Janine Benyus, author of Biomimicry

Biomimicry Examples

Orb Weaver Spider Silk

Mimicking the material used by spiders to create webs could provide a way to manufacture fiber without using high heat, high pressure, or toxic chemicals. The spider’s fiber is stronger and more resilient than anything on the market today. This new renewable material could be used in parachute wires, suspension bridge cables, sutures, protective clothing, etc.

Abalone Shells

Abalone shells with mother of pearl coating have a crystalline coating, which self assembles in perfect precision and is more resilient than anything produced by humans.

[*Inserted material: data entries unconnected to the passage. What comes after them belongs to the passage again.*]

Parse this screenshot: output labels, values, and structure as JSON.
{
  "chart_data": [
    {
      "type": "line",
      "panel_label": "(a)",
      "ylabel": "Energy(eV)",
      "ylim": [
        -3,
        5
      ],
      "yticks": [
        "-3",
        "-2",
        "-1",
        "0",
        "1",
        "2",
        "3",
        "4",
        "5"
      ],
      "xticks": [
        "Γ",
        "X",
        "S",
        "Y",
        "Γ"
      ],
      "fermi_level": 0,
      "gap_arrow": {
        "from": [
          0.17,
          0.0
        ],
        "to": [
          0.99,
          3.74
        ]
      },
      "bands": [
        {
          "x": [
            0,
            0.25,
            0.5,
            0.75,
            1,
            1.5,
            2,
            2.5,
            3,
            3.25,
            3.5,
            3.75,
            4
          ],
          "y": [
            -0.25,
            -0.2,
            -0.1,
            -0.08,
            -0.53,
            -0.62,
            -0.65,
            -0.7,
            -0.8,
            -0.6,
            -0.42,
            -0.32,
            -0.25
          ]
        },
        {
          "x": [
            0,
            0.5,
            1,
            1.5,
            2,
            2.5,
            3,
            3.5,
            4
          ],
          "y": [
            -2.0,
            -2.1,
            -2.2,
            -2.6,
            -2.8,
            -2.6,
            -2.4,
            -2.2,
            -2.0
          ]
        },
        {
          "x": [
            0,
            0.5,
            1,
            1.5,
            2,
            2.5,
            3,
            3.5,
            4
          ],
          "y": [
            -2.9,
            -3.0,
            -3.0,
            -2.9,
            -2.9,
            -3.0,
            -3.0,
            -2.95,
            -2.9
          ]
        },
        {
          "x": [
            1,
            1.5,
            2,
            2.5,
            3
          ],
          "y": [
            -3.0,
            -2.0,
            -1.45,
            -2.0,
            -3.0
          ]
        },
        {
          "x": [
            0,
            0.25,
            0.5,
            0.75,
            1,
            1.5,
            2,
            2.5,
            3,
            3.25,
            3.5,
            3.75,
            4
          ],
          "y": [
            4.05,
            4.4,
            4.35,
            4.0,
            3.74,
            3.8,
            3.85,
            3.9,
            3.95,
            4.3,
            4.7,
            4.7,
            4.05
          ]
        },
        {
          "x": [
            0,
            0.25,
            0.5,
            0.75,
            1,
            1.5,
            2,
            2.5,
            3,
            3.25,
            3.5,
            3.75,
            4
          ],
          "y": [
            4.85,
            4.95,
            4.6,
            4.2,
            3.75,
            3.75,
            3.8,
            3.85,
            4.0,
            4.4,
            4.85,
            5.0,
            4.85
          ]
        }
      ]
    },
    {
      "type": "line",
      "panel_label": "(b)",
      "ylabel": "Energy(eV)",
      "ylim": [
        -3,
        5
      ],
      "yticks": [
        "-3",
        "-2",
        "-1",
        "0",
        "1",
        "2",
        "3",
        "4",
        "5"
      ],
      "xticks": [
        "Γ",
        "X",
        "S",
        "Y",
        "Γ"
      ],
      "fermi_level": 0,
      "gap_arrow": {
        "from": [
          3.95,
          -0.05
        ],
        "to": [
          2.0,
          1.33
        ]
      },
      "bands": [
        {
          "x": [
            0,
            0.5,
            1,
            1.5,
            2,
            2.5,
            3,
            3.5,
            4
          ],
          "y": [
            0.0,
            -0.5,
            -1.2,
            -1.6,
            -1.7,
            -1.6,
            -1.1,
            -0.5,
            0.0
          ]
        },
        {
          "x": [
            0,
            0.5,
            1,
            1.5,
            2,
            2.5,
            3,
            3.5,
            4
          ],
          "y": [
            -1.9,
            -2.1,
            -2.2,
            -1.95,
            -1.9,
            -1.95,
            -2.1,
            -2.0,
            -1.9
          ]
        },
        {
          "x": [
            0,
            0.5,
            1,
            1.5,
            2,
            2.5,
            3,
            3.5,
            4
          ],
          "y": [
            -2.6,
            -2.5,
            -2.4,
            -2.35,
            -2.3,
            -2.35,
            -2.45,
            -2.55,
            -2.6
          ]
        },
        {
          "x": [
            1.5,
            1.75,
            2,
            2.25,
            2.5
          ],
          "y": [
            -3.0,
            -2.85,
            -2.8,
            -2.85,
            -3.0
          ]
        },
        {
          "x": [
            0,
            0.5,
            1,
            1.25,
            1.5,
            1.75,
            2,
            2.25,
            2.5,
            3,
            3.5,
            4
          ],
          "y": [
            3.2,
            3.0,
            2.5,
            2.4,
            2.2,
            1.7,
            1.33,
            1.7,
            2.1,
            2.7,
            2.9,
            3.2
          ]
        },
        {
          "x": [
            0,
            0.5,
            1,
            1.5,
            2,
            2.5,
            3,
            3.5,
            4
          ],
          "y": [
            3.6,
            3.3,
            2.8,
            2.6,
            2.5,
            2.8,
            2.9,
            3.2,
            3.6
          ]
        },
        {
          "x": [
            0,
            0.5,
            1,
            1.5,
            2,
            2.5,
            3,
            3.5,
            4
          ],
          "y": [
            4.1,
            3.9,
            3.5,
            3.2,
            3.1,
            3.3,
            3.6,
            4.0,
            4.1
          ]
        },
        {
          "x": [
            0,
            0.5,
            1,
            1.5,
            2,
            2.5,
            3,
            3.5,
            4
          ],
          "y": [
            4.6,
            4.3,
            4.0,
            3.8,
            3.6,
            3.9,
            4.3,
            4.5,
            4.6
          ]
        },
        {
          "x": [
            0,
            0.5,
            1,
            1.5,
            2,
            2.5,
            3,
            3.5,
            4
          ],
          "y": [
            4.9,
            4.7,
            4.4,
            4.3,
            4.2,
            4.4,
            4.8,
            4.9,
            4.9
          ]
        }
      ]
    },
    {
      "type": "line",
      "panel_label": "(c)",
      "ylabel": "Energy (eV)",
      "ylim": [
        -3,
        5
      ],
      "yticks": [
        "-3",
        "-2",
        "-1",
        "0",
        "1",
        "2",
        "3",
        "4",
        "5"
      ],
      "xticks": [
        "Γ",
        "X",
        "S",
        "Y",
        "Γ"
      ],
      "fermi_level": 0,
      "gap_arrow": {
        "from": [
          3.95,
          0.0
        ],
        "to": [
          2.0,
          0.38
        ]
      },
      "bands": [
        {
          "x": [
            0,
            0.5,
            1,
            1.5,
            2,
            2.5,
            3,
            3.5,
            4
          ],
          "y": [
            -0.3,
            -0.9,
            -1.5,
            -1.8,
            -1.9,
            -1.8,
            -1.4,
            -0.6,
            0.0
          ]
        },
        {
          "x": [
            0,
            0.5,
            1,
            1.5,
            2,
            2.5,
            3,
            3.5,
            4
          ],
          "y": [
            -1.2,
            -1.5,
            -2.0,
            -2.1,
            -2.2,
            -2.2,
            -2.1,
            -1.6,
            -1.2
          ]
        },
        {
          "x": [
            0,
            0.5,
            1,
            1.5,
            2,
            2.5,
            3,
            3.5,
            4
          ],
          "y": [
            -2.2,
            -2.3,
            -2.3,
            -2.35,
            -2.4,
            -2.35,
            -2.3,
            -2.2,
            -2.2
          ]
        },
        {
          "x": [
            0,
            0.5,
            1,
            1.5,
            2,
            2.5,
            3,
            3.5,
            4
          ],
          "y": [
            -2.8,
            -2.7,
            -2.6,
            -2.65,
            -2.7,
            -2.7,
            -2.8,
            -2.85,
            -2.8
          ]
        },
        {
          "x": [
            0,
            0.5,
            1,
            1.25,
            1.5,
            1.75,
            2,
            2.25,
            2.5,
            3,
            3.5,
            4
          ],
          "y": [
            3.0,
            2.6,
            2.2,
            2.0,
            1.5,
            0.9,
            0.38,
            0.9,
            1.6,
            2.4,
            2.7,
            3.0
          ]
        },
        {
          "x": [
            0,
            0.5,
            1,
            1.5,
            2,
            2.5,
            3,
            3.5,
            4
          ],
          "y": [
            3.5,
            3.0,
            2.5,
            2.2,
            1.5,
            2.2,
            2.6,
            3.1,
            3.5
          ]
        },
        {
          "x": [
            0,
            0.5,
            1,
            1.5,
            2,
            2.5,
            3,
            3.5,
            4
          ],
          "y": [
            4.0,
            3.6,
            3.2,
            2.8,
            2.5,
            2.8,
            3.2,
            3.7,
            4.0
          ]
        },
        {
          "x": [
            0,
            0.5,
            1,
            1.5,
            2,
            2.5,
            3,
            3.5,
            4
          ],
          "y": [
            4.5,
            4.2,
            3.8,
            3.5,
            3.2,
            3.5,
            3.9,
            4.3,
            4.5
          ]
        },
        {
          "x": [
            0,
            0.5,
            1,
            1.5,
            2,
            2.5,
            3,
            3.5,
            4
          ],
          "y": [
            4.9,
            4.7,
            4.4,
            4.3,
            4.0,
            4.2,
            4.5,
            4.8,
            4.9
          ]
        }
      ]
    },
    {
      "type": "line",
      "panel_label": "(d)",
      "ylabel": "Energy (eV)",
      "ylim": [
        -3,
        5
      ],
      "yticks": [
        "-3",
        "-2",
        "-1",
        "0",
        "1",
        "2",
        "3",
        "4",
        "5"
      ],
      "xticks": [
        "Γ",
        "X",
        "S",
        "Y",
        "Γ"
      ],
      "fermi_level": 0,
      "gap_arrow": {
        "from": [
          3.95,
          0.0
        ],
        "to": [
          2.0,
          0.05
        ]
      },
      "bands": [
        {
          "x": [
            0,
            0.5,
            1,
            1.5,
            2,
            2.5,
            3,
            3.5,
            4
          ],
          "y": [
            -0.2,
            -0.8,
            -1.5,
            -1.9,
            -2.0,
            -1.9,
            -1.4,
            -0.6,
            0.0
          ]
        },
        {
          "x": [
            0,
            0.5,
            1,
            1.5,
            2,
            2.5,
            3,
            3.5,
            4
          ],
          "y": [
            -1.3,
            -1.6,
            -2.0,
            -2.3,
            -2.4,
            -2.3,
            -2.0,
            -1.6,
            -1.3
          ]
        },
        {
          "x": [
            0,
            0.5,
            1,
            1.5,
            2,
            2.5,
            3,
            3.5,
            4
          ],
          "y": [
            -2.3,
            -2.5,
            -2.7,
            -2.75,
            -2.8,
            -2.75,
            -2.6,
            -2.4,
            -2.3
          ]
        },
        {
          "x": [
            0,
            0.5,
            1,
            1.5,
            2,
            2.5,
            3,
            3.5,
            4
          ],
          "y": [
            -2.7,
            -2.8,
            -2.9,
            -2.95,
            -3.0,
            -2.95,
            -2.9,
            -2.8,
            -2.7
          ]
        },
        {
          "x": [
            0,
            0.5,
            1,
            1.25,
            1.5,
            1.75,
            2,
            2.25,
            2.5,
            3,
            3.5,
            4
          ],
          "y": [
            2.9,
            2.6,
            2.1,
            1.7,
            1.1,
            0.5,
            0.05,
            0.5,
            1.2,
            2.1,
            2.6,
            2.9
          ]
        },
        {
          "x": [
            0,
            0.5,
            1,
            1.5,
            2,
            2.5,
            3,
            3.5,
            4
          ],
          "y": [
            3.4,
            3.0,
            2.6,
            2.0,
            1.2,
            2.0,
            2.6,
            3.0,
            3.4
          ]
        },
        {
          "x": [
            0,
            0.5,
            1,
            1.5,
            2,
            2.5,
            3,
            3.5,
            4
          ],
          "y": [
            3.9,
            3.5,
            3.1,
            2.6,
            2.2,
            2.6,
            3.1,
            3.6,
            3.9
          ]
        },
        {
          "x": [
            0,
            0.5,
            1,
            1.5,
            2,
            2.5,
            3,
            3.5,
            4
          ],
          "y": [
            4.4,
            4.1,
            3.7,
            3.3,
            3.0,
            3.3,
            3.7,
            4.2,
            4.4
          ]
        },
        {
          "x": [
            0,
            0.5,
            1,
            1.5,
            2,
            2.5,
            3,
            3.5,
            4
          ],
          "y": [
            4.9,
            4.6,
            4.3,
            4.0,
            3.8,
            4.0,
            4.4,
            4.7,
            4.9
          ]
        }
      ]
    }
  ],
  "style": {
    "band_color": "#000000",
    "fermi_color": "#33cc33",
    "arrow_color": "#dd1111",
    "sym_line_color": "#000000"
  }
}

Mimicking abalone shells could revolutionize and inspire biologically safe hard coatings that need to be lightweight but fracture resistant.

Blue Mussels

Blue mussel adhesive sets underwater and doesn't need a primer, an initiator, or a catalyst to work. It could revolutionize paints and coatings, and enable surgeons to operate without sutures.

The blue mussel byssus is the material that attaches the mussel to a rock. This sealant eventually degrades after its mission is finished. This could inspire an alternative to plastics, e.g., a time-release coating for disposable biobased cups and cutlery which would eventually degrade, allowing the degradable material underneath to be composted.